Estudantes de ensino médio criaram um sistema de inteligência artificial (IA) capaz de detectar balões de São João, objetos voadores proibidos no Brasil por causarem incêndios florestais. O projeto, chamado Safe Skies, foi desenvolvido por Leonardo Paschoal e Lara Schusterschitz, alunos do Colégio Dante Alighieri, em São Paulo, sob orientação do professor Rodrigo Assirati.
Como funciona o sistema
O Safe Skies utiliza câmeras de vigilância instaladas em pontos estratégicos para escanear o céu em um raio de até 2 quilômetros. Quando um balão é identificado, o sistema emite alertas automáticos para as autoridades ambientais e bombeiros, permitindo uma resposta rápida antes que o objeto caia e provoque queimadas.
Reconhecimento e prêmios
A inovação já conquistou reconhecimento nacional e internacional. O projeto venceu competições como a Feira Brasileira de Ciências e Engenharia (Febrace) e a Intel International Science and Engineering Fair (ISEF), nos Estados Unidos. Os estudantes destacam que a ideia surgiu ao perceberem o aumento de incêndios durante as festas juninas, muitos deles causados por balões.
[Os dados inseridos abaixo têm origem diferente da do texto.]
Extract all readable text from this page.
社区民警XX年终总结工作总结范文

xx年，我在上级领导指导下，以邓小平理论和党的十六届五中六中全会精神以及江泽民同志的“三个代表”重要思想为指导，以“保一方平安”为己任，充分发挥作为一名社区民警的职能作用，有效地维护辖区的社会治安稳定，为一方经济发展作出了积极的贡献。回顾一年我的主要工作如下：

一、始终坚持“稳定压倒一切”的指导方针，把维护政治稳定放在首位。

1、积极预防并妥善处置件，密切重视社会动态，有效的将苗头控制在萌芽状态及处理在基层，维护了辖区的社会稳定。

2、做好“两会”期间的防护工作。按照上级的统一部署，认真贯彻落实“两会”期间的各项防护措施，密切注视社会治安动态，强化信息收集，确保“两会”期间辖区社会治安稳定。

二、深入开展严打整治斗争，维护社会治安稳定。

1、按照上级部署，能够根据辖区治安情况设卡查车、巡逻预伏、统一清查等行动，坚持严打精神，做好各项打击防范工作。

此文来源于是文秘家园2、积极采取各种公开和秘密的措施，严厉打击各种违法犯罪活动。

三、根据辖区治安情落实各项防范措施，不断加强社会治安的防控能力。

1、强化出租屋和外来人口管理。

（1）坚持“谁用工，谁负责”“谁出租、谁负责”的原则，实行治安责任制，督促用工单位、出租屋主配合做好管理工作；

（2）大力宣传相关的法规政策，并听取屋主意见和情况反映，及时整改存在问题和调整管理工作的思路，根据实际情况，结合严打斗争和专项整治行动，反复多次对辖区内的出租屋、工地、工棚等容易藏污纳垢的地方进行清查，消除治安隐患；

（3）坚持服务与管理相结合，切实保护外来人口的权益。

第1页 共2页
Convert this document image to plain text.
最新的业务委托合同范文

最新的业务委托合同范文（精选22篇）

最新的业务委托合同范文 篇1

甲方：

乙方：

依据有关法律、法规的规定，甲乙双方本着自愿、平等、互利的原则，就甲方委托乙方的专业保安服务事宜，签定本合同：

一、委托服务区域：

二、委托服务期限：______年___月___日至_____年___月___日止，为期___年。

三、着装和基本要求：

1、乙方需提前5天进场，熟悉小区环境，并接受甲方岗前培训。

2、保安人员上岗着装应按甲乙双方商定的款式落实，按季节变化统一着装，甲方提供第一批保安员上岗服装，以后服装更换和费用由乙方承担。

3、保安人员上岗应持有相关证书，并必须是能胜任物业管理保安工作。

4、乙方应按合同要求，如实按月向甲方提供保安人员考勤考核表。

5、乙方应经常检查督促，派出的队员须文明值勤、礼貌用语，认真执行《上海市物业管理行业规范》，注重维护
Testes no Parque Estadual do Jaraguá
A próxima etapa é testar o sistema no Parque Estadual do Jaraguá, uma área de preservação ambiental em São Paulo frequentemente afetada por queimadas. O local foi escolhido por sua vulnerabilidade e pela presença de vegetação nativa da Mata Atlântica. Se os testes forem bem-sucedidos, a tecnologia poderá ser expandida para outras regiões do país.
Impacto ambiental e legal
Os balões de São João são ilegais desde 1998, conforme a Lei de Crimes Ambientais (Lei 9.605/98), que prevê multas e detenção para quem os fabrica, vende ou solta. Apesar da proibição, a tradição ainda persiste em algumas regiões, representando risco para o meio ambiente e a segurança pública. O Safe Skies surge como uma ferramenta tecnológica para reforçar a fiscalização e prevenir desastres.
Os criadores do projeto esperam que a IA possa ser integrada a sistemas de monitoramento já existentes, como os usados pelo Corpo de Bombeiros e pela Defesa Civil, ampliando a capacidade de detecção e resposta a ameaças ambientais.